Caravan Palace
par Caravan Palace
Wagram – 2008

MySpace | LastFM | Acheter (9,99€, mp3)
Après un nombre incalculable de concerts, d’abord en région parisienne grâce au Café de la Danse qui les a beaucoup soutenu et leur a permis de se faire connaître (bravo et merci à eux), puis partout en France dans des festivals de toutes sortes et de toute notoriété, au quatre coins de France et d’Europe, puis des concerts en tête d’affiche, Caravan Palace a enfin sorti son premier album le 20 octobre dernier. Ceux et celles qui les ont croisés en concert n’ont pu qu’être agréablement étonnés, impressionnés et, surtout, ressortir de la salle avec le sourire au lèvres, et l’envie irréfrénable d’aller acheter leur disque. C’est enfin possible, et je vous le conseille. Je vous en exhorte même.
Il est (déjà) coutume de dire que le tango avait son Gotan Project, et qu’à présent le jazz manouche à son Caravan Palace. Tout comme le jazz manouche de Django Reinhardt vous donne une envie irrépressible de taper du pied en rythme, le swing jazz sauce électro de Caravan Palace vous entraîne, et tel le joueur de flûte de Hamelin, ce sont tous les auditeurs et auditrices de la salle qui suivent le rythme imposé par le groupe. Leur style est parfaitement au point, et il est parfaitement original. Comme si le Quintette du Hot Club de France rencontraient Vitalic dans un bar et que, ronds comme des ballons, ils décidaient de jammer jusqu’au petit matin.

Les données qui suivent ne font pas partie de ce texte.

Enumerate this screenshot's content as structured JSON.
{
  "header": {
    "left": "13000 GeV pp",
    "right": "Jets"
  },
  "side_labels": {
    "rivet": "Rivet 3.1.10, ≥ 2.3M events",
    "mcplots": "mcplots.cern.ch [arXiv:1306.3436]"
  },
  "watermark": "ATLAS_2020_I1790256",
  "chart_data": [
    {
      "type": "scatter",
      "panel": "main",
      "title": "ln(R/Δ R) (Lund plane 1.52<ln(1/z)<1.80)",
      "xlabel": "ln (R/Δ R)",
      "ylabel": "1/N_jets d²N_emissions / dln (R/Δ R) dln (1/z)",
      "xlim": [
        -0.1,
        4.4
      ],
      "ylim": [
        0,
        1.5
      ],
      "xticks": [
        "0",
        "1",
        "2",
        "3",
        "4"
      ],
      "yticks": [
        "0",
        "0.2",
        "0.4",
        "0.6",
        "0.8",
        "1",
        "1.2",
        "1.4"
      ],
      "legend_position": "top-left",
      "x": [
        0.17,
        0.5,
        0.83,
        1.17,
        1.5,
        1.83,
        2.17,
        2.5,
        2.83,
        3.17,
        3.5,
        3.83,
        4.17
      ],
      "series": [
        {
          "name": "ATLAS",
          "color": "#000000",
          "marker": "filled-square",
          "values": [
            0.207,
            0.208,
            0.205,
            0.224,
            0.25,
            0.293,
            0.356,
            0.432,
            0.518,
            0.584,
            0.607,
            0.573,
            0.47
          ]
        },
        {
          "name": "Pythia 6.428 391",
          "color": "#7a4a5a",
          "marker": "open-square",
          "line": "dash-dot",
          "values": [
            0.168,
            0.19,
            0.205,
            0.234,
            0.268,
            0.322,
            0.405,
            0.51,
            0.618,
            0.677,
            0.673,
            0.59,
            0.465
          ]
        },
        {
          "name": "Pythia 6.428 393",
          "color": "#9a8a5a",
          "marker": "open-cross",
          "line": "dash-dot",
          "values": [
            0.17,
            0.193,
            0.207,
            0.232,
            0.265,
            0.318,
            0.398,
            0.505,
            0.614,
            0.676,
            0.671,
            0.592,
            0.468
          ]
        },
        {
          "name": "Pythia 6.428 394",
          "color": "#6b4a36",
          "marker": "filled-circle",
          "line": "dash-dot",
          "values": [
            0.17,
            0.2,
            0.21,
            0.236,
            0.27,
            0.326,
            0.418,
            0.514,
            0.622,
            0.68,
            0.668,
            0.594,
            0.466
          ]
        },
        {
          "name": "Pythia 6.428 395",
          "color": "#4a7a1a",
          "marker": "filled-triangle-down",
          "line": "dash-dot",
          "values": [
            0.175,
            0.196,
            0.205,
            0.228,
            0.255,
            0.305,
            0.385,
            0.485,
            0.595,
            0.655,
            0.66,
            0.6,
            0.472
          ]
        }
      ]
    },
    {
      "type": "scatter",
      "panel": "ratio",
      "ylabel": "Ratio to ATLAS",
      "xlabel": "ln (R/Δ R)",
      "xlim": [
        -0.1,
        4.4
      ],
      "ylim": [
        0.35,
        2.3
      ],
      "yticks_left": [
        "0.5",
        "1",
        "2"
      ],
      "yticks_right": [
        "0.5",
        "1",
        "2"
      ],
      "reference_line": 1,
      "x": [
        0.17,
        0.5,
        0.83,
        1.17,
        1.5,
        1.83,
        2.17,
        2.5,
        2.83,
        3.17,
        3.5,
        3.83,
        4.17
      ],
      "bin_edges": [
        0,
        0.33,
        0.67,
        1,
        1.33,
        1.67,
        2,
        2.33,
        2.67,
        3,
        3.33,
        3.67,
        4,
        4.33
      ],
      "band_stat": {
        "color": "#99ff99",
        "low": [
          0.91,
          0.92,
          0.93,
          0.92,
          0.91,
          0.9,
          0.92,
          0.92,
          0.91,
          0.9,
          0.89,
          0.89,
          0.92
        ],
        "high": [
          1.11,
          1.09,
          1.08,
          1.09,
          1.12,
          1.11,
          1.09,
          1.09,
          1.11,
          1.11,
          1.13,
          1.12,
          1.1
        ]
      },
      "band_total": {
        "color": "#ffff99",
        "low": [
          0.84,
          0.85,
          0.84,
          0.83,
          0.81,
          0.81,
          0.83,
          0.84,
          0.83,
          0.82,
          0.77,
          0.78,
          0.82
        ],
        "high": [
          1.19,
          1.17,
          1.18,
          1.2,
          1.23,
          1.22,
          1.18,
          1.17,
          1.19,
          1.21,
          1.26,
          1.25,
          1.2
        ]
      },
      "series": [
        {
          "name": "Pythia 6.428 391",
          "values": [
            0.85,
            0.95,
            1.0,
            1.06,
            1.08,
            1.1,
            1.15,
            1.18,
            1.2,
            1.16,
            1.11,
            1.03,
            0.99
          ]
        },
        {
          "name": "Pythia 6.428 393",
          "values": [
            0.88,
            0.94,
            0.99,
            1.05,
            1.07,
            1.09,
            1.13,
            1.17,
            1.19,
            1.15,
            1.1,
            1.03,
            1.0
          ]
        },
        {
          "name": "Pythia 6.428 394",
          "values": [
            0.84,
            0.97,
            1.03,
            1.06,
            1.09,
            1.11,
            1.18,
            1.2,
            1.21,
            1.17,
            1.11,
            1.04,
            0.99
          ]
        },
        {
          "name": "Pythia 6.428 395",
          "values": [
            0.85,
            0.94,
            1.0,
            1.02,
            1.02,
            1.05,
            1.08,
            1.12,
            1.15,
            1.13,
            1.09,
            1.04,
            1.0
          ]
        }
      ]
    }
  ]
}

La folie des années 30, la chaleur manouche, le tout propulsé par de l’électro habilement distillé, tout ça forme un électro-jazz d’une qualité dingue, qui a séduit tout ceux et celles à qui j’ai fait écouter « Brotherswing », « Jolie Coquine » ou « La Caravane » qui sont bien évidemment présents sur leur premier album éponyme sorti chez Wagram, véritable machine à tubes de gros calibre et qui touche juste de « Dragons » au véritable hymne « La Caravane », qui clôt magistralement ce voyage étourdissant.
Petit retour en arrière : Caravan Palace c’est au départ 3 mecs adorateurs de Django et d’électro (Hugues Payen (violon), Charles Delaporte (contrebasse) et Arnaud Vial (guitare), tous programmateurs) qui ont le désir un peu fou de mélanger tout ça et de voir ce que ça donne. Ils rencontrent des gens tout aussi fous qu’eux, une chanteuse, Colotis Zoé, rencontrée via MySpace, qui possède un bagage de clarinettiste classique et de chanteuse lyrique, et un charme fou, Chapi, un clarinettiste merveilleux, et Toustou aux platines, qui se charge du scratch, des samples, et de se faire tomber d’accord les amateurs d’électronique, de jazz, de pop, de tout, quoi. D’autres personnes les rejoignent sur scène et surtout sur ce disque (en vrac : un saxophoniste, un pianiste, 2 guitaristes, une danseuse de claquettes, et Aurélien Trigo, homme à tout faire puisque qu’il joue du violon, de la guitare et scratche) (ça m’étonnerait pas que ce soit lui qui faisait à manger pour le groupe lorsqu’ils étaient en studio).
Tout le temps passé sur les routes (1 an et demi) leur a assuré un public aussi nombreux que varié, et une base solide de fans qui devrait assurer le succès de ce disque, et leur permettre d’en faire une dizaine d’autres. Je ne vois pas d’autres mots pour décrire ce disque que : imparable, addictif, foutrement bien arrangé, tellement éclectique que ça en donne le tournis (à moins que ce soit le fait de secouer la tête en rythme pendant un peu moins d’une heure ?).
Si vous n’êtes pas fan de jazz (que vous trouvez ça chiant, monotone…), précipitez-vous sur ce disque et devenez fan de jazz (enfin.. d’électro-jazz, mais c’est une subtilité de langage). Il n’y a pas moins monotone que cet album, vous êtes embarqués dans un voyage à la fois géographique et temporel : vous ne savez plus très bien si vous êtes sur une piste de dance-floor du 22ème siècle ou dans un café parisien des années 30.
Si vous n’êtes pas fan d’électro (que vous trouvez ça chiant, monotone…), précipitez-vous sur ce disque et devenez fan d’électro (enfin.. d’électro-jazz, mais je me répète là, non ?). La musique de Caravan Palace est élégante, variée, pleine de nuances, travaillée mais sans perdre ce qui en fait des bêtes de scène : leur folie, leur honnêteté et le plaisir qu’ils prennent à jouer LEUR style.
Allez-y les yeux fermés et accueillez la caravane dans vos cages à miel, elle y trouvera sa place sans problèmes.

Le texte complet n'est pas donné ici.